Les travaux du Musée Lorrain de Nancy suspendus par la justice... et peut-être pour toujours

Le sort du chantier de rénovation et d’extension du Musée Lorrain de Nancy pourrait être scellé. Le tribunal administratif a statué mercredi, en référé, après un recours visant l’arrêt des travaux déposé par des associations de défense du patrimoine. Les plaignants s’opposaient à la destruction d’édifices du XVIIIe et du XIXe siècle. En attendant une décision sur le fond, la justice a demandé mercredi la suspension des travaux engagés depuis novembre.

Le palais des Ducs de Lorraine - Musée Lorrain a fermé ses portes le 1er avril 2018 pour un grand projet de rénovation qui devait s’achever en 2023. Initié par Laurent Hénart (Parti radical), maire de Nancy jusqu’en 2020, le projet a été repris par son successeur Mathieu Klein (PS). Il prévoit une rénovation du bâtiment historique mais aussi une extension sur l’arrière, ainsi qu’un réaménagement du jardin. Le chantier s’annonce comme le plus grand chantier de rénovation d’un musée français situé en région.

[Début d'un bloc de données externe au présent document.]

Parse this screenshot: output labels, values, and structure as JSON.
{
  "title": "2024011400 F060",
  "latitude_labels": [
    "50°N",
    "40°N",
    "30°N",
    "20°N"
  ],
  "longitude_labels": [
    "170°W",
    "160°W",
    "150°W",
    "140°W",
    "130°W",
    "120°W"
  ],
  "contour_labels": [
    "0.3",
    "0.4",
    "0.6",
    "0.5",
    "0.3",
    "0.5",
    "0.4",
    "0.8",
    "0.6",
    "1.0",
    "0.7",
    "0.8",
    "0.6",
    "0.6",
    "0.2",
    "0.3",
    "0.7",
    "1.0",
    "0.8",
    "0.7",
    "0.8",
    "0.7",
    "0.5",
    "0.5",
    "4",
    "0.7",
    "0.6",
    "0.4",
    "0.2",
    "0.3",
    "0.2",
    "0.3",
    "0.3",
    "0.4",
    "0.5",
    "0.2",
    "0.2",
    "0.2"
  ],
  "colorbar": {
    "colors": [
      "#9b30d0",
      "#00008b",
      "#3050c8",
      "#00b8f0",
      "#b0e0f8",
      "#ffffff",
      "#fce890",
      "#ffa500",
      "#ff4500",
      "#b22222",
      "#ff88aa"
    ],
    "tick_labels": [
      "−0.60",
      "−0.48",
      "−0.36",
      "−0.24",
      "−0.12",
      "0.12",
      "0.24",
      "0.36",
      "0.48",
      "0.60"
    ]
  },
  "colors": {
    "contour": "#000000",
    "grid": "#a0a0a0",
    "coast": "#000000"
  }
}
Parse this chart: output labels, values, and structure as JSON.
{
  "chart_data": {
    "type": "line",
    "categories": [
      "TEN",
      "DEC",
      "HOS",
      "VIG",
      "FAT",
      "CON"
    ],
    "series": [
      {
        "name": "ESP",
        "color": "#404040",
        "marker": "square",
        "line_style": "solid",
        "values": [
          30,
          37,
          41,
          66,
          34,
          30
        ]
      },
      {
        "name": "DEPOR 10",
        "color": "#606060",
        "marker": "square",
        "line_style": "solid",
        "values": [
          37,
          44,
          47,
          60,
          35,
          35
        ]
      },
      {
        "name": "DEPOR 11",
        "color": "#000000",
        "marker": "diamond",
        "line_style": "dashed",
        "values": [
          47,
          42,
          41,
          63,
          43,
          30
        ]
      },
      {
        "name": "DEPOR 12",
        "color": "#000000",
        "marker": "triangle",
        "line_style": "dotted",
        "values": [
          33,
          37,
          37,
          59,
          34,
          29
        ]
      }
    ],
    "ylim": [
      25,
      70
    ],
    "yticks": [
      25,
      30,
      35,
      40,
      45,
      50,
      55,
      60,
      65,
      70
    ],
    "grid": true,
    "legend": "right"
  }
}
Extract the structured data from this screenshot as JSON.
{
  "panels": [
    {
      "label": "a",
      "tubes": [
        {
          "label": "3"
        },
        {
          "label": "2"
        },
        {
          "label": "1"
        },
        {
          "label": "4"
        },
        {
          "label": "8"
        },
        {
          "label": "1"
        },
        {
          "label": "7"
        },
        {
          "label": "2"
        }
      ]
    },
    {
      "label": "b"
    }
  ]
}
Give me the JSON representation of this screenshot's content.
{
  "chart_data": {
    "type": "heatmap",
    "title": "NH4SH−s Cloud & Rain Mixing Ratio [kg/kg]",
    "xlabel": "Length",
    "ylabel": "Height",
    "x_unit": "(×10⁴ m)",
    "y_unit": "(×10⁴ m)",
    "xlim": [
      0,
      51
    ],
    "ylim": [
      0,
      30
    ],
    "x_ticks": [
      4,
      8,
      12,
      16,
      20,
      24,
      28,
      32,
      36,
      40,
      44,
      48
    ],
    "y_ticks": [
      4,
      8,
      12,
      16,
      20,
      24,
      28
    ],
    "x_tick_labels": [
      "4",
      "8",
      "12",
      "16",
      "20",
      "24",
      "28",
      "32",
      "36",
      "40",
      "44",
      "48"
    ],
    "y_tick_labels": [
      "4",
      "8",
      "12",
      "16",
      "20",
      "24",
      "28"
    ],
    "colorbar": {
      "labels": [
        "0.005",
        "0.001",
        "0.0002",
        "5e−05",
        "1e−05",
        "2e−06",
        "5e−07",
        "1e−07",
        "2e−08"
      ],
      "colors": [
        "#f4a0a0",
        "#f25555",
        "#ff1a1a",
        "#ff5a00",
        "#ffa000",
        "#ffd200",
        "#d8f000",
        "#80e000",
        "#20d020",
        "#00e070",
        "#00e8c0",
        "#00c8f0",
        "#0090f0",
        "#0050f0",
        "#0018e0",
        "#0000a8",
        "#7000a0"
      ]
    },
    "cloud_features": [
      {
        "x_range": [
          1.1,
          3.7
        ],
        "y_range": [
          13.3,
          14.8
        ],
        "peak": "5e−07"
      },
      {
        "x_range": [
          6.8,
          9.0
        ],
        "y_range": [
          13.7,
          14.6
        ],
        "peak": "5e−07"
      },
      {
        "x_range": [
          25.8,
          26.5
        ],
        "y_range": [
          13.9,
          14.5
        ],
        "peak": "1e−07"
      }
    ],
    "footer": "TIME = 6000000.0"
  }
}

Un projet à 56,5 millions d’euros

Mais le projet ne s’est pas déroulé comme prévu, en raison de l’opposition de plusieurs associations de défense du patrimoine. En 2020, un premier recours est déposé, contestant le projet initial. Cette action a conduit à une révision du projet, avec des espaces souterrains et dans les jardins dont les surfaces sont revues à la baisse. En juin 2023, le maire Mathieu Klein lance un nouvel appel d’offres pour un chantier de 56,5 millions d’euros, financés par la région, la ville et l’État. « C’est le plus grand enjeu patrimonial pour la ville de Nancy », expliquait-il à l’époque à France 3.

Le futur musée a été conçu comme un musée-promenade, ouvert sur le quartier et la ville historique. Agence Dubois & Associés/Olivier Defaye

C’était sans compter l’opposition des associations Défense et avenir du patrimoine nancéen et Sites & Monuments. Parmi les griefs : la démolition de l’ancienne gendarmerie du XIXe siècle et la déconstruction d’un mur de clôture du XVIIIe siècle et de la petite écurie du XVIIIe siècle. Ces structures, classées monuments historiques, seraient remplacées par une nouvelle construction en verre sérigraphié. Les associations estiment que cette intervention porte atteinte à l’intégrité du patrimoine architectural existant. « Les bâtiments sont déjà là. Nul besoin de creuser ou de construire pour agrandir le musée », déclare Julien Lacaze, président de Sites & Monuments.

Ils ont remporté une première victoire en référé mercredi. Alors que le chantier du nouveau Musée Lorrain a été engagé depuis novembre 2024, les associations ont déposé un référé-suspension le 20 janvier 2025. Le tribunal administratif de Nancy leur a donné raison et a demandé l’arrêt des travaux au niveau de l’ancienne gendarmerie du XIXe siècle, en attendant de statuer sur le fond du contentieux. Pour Christian Raczkevi, président de Défense et avenir du patrimoine nancéen, la décision du tribunal « empêche l’irréparable ».

Le projet en suspens

Le tribunal administratif de Nancy estime qu’il existe un doute sérieux sur la légalité de l’autorisation de démolir délivrée par la direction régionale des affaires culturelles et du permis de construire délivré par la ville. Le juge a estimé qu’il y a eu une erreur d’appréciation « quant à l’absence d’intérêt patrimonial » de l’ancienne gendarmerie et « l’incompétence du préfet de région pour autoriser des travaux de démolition équivalant à un déclassement de la partie du bâtiment protégée au titre des monuments historiques ».

Le chantier doit donc s’interrompre. Sera-t-il repris un jour ? Rien n’est moins certain. Selon L’Est Républicain , Mathieu Klein a été clair. « Si pour des raisons X, Y ou Z, le projet devait faire l’objet d’une nouvelle suspension, je proposerai au conseil municipal de l’abandonner », a déclaré le maire de Nancy en juillet. Le chantier, qui devait initialement s’achever en 2023, a déjà été beaucoup retardé. La date officielle de réouverture est maintenant 2029, ce que cette suspension des travaux menace encore. D’autant que chaque retard fit gonfler encore facture. Une nouvelle audience devrait lieu dans quelques mois pour statuer sur le fond du recours.